Gilmar (derecha), Castilho (centro) junto a Moacir Barbosa (izquierda), el portero del Maracanazo.
Estamos a las puertas del Mundial de fútbol de Brasil que está llamado a convertirse en el acontecimiento deportivo más destacado de los últimos tiempos. Allá por el mes de julio, cuando el calendario sitúe la jornada del supersticioso día 13 se disputará la final del torneo desde las 21:00 horas de España en el estadio de Maracaná, en Río de Janeiro, allí donde dicen que Dios supervisa el balompié desde lo más alto para decidir quién es merecedor de levitar hasta el olimpo de las deidades del balón.
No será la primera vez que Maracaná encumbre a la mejor selección del mundo. El 16 de julio de 1950 el mismo escenario albergó la final del campeonato mundial que enfrentó a la anfitriona Brasil contra Uruguay. En aquel entonces el fútbol ya era cuestión de estado en territorio carioca y cuentan las crónicas de la época que más de 200.000 personas abarrotaron el templo del gol brasileño para tocar el cielo.
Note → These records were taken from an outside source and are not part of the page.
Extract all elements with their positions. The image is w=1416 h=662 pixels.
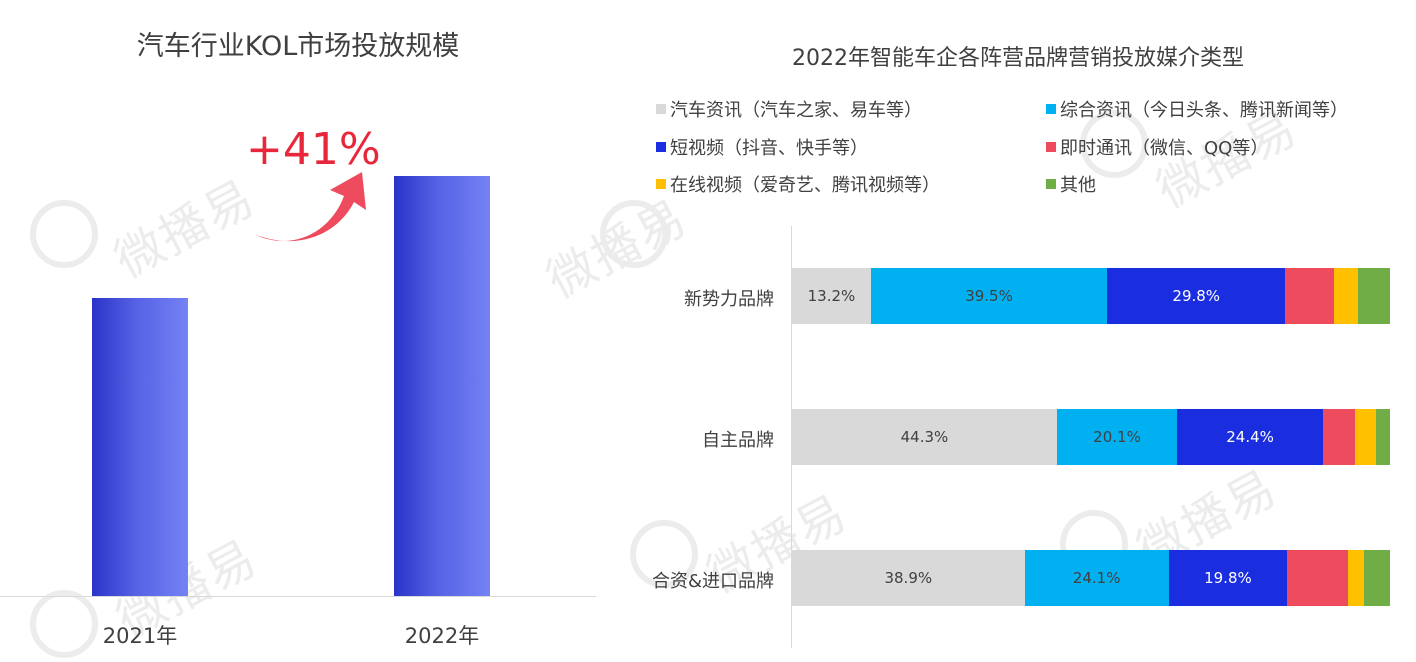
growth-label: +41% (246, 124, 381, 175)
legend-item: 短视频（抖音、快手等） (656, 134, 868, 160)
bar-2 (394, 176, 490, 596)
legend-item: 综合资讯（今日头条、腾讯新闻等） (1046, 96, 1348, 122)
bar-segment: 24.4% (1177, 409, 1324, 465)
legend-swatch (656, 179, 666, 189)
bar-segment (1357, 268, 1390, 324)
legend-label: 在线视频（爱奇艺、腾讯视频等） (670, 175, 940, 196)
legend-label: 短视频（抖音、快手等） (670, 138, 868, 159)
data-label: 29.8% (1172, 287, 1221, 305)
data-label: 39.5% (965, 287, 1013, 305)
watermark-logo (600, 200, 668, 268)
category-label: 合资&进口品牌 (651, 571, 774, 592)
legend-swatch (1046, 104, 1056, 114)
legend-swatch (1046, 179, 1056, 189)
right-chart-title: 2022年智能车企各阵营品牌营销投放媒介类型 (792, 46, 1244, 71)
legend-item: 汽车资讯（汽车之家、易车等） (656, 96, 922, 122)
bar-segment (1376, 409, 1390, 465)
data-label: 13.2% (807, 287, 856, 305)
data-label: 19.8% (1204, 569, 1252, 587)
legend-label: 汽车资讯（汽车之家、易车等） (670, 100, 922, 121)
legend-label: 其他 (1060, 175, 1096, 196)
legend-swatch (1046, 142, 1056, 152)
bar-segment: 19.8% (1168, 550, 1288, 606)
x-tick-label: 2022年 (404, 624, 480, 648)
bar-segment: 39.5% (870, 268, 1108, 324)
right-y-axis (791, 226, 792, 648)
category-label: 自主品牌 (702, 430, 774, 451)
legend-item: 在线视频（爱奇艺、腾讯视频等） (656, 171, 940, 197)
bar-segment: 20.1% (1056, 409, 1178, 465)
bar-segment: 29.8% (1107, 268, 1286, 324)
legend-swatch (656, 104, 666, 114)
legend-swatch (656, 142, 666, 152)
left-x-axis (0, 596, 596, 597)
bar-segment (1355, 409, 1377, 465)
bar-segment: 44.3% (792, 409, 1057, 465)
bar-segment (1364, 550, 1390, 606)
bar-segment (1287, 550, 1349, 606)
category-label: 新势力品牌 (684, 289, 774, 310)
bar-1 (92, 298, 188, 596)
bar-segment (1348, 550, 1365, 606)
watermark-logo (30, 200, 98, 268)
bar-segment (1334, 268, 1358, 324)
legend-label: 即时通讯（微信、QQ等） (1060, 138, 1269, 159)
data-label: 44.3% (900, 428, 949, 446)
growth-arrow-icon (254, 172, 366, 242)
left-chart-title: 汽车行业KOL市场投放规模 (136, 31, 460, 62)
bar-segment (1285, 268, 1335, 324)
bar-segment: 24.1% (1024, 550, 1169, 606)
legend-item: 其他 (1046, 171, 1096, 197)
data-label: 24.4% (1226, 428, 1274, 446)
legend-item: 即时通讯（微信、QQ等） (1046, 134, 1268, 160)
data-label: 20.1% (1093, 428, 1141, 446)
x-tick-label: 2021年 (102, 624, 178, 648)
watermark-text: 微播易 (105, 169, 265, 290)
data-label: 24.1% (1072, 569, 1121, 587)
bar-segment: 38.9% (792, 550, 1025, 606)
bar-segment: 13.2% (792, 268, 871, 324)
legend-label: 综合资讯（今日头条、腾讯新闻等） (1060, 100, 1348, 121)
data-label: 38.9% (884, 569, 933, 587)
bar-segment (1323, 409, 1356, 465)
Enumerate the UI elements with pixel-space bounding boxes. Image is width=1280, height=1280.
En este 2014 Brasil es la máxima favorita para alzarse con el cetro mundial y muchos elucubradores ya se han apresurado en aventurar que el trofeo dorado se alzará a las nubes por un jugador vestido de amarillo y que grite en portugués que son los mejores.
64 años antes la situación era idéntica y la selección brasileña tenía la obligación nacional de cumplir con el guión y darle al populacho el triunfo que anhelaba. Ese mundial de 1950 dejó a Brasil, Uruguay, España y Suecia en las posiciones de honor. En la piel del toro un gol de Telmo Zarra a Inglaterra consumó el mayor éxito conocido del fútbol nacional hasta que unos pequeños instauraron el famoso “tiki-taka“.
En aquel envite de julio del 50 Uruguay comenzó defendiendo bien. En la portería de Brasil estaba un hombre de raza negra llamado Moacir Barbosa que desconocía lo que iba a suponer ese encuentro para su existencia. Al comenzar la segunda parte Friaça adelantó a los brasileños y un país entero gritó tanto que retumbó el corazón del Amazonas.
En ese momento Barbosa se veía tocando la gloria, pero acto seguido una buena jugada del capitán de Uruguay, Obdulio Varela, culminó en el empate de Juan Alberto Schiaffino. En ese momento la grada empujó más que nunca para tocar la gloria. Sin embargo, los charrúas no renunciaron al ataque.
El meta brasileño seguía creyendo en la victoria. Alcides Edgardo Ghiggia ideó el primer gol y luego repitió fingiendo un pase. Moacir Barbosa no quiso que se repitiera la misma jugada y descuidó el primer palo esperando el centro, pero el atacante uruguayo decidió cambiar el guión y armó un disparo directo que el portero logró tocar. Insuficiente para que el balón no entrara. 2-1. Se acababa de consumar el “maracanazo“.
Tirando de arrestos el portero de Brasil se volvió y comprobó que el esférico estaba dentro de su portería. Todo el estadio enmudeció de tal modo que hasta los aficionados y jugadores de Uruguay no daban crédito. La Copa del Mundo se marchó para Montevideo y cuando Jules Rimet, presidente en aquel momento de la FIFA, entregó el cetro a Varela y éste lo levantó al cielo, toda Brasil sintió que había perdido su honor.
Moacir Barbosa fue señalado como el máximo culpable por su fallo y ese estigma le acompañó para toda la vida con una repulsa social que nadie puede imaginar. La condena para este guardameta llegó hasta el año 2000, cuando murió medio siglo después del “maracanazo” a los 79 años y envuelto en pobreza.
En Brasil, la pena mayor que establece la ley por matar a alguien es de 30 años de cárcel. Hace casi 50 años que yo pago por un crimen que no cometí”. – Moacir Barbosa, abril del año 2000.
Seleccionadores de la pentacampeona como Mario Zagallo y Carlos Alberto Parreira no dejaron que Barbosa se acercara a sus combinados para que no los gafara y solo Dida habló bien de él tras romper una serie de 50 años sin porteros de raza negra en Brasil.
El portero de los brasileños en Maracaná murió en vida cuando solo tenía 29 años. Nunca se recuperó de un gol que condujo al olvido. Nunca supo que perder una final del Mundial en Brasil es una derrota que trasciende lo deportivo para instalarse en la conciencia del rechazo colectivo.